MMLU (Massive Multitask Language Understanding)
MMLU uses multiple-choice questions across 57 subjects (STEM, humanities, etc.). It measures broad knowledge and reasoning. High MMLU usually means the model is strong on general knowledge; it doesn’t tell you how good it is at coding or long-form writing.
HumanEval
HumanEval tests code generation: the model gets a problem description and must produce Python code that passes unit tests. It’s a standard for “can this model write correct code?” Combine it with user reviews if your use case is real-world development.

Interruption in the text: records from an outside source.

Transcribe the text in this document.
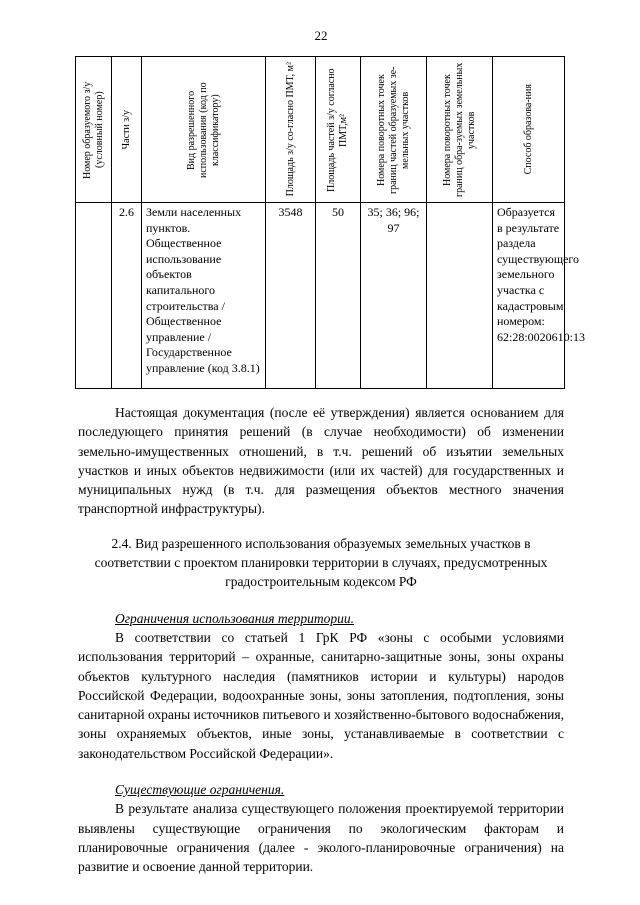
22
Номер образуемого з/у (условный номер)	Части з/у	Вид разрешенного использования (код по классификатору)	Площадь з/у со-гласно ПМТ, м²	Площадь частей з/у согласно ПМТ,м²	Номера поворотных точек границ частей образуемых зе-мельных участков	Номера поворотных точек границ обра-зуемых земельных участков	Способ образова-ния
	2.6	Земли населенных пунктов. Общественное использование объектов капитального строительства / Общественное управление / Государственное управление (код 3.8.1)	3548	50	35; 36; 96; 97		Образуется в результате раздела существующего земельного участка с кадастровым номером: 62:28:0020610:13

Настоящая документация (после её утверждения) является основанием для последующего принятия решений (в случае необходимости) об изменении земельно-имущественных отношений, в т.ч. решений об изъятии земельных участков и иных объектов недвижимости (или их частей) для государственных и муниципальных нужд (в т.ч. для размещения объектов местного значения транспортной инфраструктуры).

2.4. Вид разрешенного использования образуемых земельных участков в соответствии с проектом планировки территории в случаях, предусмотренных градостроительным кодексом РФ

Ограничения использования территории.

В соответствии со статьей 1 ГрК РФ «зоны с особыми условиями использования территорий – охранные, санитарно-защитные зоны, зоны охраны объектов культурного наследия (памятников истории и культуры) народов Российской Федерации, водоохранные зоны, зоны затопления, подтопления, зоны санитарной охраны источников питьевого и хозяйственно-бытового водоснабжения, зоны охраняемых объектов, иные зоны, устанавливаемые в соответствии с законодательством Российской Федерации».

Существующие ограничения.

В результате анализа существующего положения проектируемой территории выявлены существующие ограничения по экологическим факторам и планировочные ограничения (далее - эколого-планировочные ограничения) на развитие и освоение данной территории.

GSM8K (Grade School Math 8K)
GSM8K is made of grade-school math word problems that need multi-step arithmetic. It probes logical reasoning and following a chain of steps. Strong GSM8K suggests the model can handle structured reasoning; for harder math we also track the MATH benchmark.
Using benchmarks on this site
On each model page you’ll see scores and percentiles for these and other tests. Use them to compare relative strengths (e.g. “best at code” vs “best at math”) and pair that with our benchmark test descriptions and user ratings for a full picture.